Déclaration d’un Soir isn’t as striking as Feminité du Bois, but it’s got an appealingly plush feeling, with a slight (and not unpleasant) hint of damp soil. Déclaration d’un Soir does have a woody side to it, too, but in this case Mathilde Laurent has used sandalwood, which adds its own sweet spiciness to nutmeg, cumin and pepper.
(Incidentally, what is it about recent men’s perfumes and pepper? Virtually every ‘mainstream’ scent I’ve smelled in the last few years has reeks of the stuff, as if some secret society had ordained that all men’s perfumes had to include masses of pepper. I guess it’s just a fashion, but it makes most of them smell about as subtle and appealing as a pepper spray or a short-circuited computer. Luckily the pepper in Déclaration d’un Soir is pretty restrained.)
It’s a nice scent, as I say: warm, rich, long-lasting and – to my mind anyway – completely unisex.

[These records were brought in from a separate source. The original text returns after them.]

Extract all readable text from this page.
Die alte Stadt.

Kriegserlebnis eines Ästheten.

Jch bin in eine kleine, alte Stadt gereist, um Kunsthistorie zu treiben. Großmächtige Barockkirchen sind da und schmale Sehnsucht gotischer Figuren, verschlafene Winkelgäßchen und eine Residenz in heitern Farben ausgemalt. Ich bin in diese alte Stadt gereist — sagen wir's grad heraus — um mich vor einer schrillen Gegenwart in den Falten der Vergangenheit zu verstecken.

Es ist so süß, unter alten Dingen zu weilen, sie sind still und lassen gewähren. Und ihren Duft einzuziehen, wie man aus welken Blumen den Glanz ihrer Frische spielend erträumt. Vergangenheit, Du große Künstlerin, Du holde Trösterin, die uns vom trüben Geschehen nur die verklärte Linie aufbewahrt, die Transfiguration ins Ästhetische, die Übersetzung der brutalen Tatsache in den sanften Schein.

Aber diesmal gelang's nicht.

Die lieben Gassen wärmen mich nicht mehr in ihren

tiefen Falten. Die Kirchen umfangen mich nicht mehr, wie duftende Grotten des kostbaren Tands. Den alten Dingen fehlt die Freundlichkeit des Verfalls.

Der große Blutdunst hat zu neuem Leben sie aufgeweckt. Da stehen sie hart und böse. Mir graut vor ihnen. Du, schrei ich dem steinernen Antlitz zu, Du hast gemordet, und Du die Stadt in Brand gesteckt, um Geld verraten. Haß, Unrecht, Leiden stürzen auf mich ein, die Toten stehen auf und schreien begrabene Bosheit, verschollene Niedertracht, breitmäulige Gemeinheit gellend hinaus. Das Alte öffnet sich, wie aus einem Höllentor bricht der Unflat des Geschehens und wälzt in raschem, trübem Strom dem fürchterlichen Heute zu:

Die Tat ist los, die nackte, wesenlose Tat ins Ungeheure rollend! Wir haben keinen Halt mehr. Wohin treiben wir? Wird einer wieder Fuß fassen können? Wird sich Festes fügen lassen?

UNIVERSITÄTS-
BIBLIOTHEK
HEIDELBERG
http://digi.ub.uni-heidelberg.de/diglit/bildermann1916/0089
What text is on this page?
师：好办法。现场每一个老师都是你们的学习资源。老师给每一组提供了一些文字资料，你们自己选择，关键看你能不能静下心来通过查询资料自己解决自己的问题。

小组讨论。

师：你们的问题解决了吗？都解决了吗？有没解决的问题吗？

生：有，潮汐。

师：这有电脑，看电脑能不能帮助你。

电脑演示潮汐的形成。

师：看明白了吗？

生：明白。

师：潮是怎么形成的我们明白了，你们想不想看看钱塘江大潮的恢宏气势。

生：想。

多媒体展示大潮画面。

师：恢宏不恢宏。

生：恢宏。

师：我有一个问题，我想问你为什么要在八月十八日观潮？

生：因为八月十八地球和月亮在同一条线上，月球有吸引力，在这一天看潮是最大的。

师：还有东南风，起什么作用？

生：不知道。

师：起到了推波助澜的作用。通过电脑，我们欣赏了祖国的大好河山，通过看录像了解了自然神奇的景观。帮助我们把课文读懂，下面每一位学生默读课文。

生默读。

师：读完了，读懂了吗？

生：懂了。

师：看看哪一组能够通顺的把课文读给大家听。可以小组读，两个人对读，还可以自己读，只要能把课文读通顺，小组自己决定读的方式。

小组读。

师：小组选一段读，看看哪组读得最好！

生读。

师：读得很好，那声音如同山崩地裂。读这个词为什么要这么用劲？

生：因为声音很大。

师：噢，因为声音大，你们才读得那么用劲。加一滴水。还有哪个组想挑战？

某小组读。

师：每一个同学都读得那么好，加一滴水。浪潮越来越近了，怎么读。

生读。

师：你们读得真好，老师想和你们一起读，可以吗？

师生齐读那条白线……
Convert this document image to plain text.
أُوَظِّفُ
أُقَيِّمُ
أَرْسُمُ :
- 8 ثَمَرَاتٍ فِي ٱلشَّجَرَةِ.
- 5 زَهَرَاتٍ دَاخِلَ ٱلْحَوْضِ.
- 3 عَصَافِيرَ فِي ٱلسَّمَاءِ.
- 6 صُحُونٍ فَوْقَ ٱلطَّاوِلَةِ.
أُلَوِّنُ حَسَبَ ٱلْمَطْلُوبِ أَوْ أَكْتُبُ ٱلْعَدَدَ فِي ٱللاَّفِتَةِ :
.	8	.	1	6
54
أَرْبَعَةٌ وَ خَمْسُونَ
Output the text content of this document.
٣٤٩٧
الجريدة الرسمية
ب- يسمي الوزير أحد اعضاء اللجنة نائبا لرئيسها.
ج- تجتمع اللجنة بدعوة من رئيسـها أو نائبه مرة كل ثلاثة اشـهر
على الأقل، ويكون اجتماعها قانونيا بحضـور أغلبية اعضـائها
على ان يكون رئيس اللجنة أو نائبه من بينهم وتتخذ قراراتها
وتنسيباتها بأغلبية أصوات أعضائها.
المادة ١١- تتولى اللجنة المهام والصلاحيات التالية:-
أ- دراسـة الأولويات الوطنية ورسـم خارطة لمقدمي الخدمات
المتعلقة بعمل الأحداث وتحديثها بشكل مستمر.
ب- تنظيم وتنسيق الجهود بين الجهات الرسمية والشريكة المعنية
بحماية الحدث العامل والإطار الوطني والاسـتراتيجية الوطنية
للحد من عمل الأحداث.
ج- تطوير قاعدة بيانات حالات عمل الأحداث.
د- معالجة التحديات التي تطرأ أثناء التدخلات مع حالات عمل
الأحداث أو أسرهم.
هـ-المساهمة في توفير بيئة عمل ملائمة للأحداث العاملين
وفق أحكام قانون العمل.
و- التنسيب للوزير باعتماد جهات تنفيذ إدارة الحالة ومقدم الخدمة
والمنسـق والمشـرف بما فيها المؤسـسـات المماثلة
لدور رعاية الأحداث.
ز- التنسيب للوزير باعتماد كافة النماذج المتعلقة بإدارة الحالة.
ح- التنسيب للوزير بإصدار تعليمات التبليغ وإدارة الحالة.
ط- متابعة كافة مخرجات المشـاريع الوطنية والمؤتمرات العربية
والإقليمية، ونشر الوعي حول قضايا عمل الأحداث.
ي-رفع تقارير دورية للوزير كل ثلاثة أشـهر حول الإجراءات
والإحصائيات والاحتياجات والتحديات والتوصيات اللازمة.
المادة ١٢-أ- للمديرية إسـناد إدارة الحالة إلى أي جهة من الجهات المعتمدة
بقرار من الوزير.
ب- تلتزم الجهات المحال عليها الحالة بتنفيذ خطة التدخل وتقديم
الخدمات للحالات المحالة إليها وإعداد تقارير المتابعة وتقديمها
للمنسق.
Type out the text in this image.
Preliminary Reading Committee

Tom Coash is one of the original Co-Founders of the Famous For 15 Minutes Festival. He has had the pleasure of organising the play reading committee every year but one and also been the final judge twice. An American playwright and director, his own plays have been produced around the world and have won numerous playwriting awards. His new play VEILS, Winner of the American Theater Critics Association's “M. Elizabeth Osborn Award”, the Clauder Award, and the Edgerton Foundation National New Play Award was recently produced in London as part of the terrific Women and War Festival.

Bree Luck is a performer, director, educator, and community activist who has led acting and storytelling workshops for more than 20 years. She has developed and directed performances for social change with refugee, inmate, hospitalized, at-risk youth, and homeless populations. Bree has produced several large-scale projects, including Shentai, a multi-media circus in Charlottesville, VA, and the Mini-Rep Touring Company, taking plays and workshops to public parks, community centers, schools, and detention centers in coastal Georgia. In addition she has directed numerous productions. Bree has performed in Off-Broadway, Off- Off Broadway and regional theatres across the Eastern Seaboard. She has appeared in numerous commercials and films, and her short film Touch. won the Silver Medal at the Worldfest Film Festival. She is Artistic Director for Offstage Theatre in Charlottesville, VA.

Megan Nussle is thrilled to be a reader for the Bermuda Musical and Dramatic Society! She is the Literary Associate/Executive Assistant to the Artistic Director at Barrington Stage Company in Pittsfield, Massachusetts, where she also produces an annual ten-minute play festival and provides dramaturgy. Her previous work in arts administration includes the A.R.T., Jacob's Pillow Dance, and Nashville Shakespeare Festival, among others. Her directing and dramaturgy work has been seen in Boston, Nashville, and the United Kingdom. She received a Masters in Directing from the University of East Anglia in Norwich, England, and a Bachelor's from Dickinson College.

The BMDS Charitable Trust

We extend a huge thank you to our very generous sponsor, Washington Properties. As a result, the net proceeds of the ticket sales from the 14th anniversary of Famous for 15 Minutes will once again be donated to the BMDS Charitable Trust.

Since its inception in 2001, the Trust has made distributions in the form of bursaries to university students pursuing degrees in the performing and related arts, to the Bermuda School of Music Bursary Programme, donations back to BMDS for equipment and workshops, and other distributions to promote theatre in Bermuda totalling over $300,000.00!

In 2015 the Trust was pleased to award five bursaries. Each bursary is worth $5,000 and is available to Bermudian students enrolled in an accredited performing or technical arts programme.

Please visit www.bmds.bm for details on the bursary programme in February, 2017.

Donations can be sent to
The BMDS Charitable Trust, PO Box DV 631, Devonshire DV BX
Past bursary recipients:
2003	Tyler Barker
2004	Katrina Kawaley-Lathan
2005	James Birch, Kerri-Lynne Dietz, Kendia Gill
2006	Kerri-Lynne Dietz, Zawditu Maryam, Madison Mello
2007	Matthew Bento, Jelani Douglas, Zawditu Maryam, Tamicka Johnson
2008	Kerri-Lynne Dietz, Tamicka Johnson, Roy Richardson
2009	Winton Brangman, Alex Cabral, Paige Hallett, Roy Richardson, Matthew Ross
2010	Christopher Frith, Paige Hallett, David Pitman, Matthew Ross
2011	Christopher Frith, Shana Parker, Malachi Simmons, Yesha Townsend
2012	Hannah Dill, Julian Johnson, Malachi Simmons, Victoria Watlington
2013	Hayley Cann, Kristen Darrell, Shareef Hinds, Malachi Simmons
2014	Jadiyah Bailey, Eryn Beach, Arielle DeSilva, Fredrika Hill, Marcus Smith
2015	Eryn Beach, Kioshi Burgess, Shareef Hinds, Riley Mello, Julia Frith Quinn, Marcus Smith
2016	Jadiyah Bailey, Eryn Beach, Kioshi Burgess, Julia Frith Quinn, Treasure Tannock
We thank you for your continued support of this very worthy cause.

The only shame is that it comes in such a fussily designed bottle (the same as Cartier’s best-selling Déclaration), with its silly clip to stop you depressing the spray-top instead of a cap.
Far more of a shame, though, is the fact that Cartier have given up on Must de Cartier Pour Homme, which I liked even more and which came in that rarest thing: a really beautifully designed bottle. But that’s the perfume industry for you: a triumph of economics over aesthetics.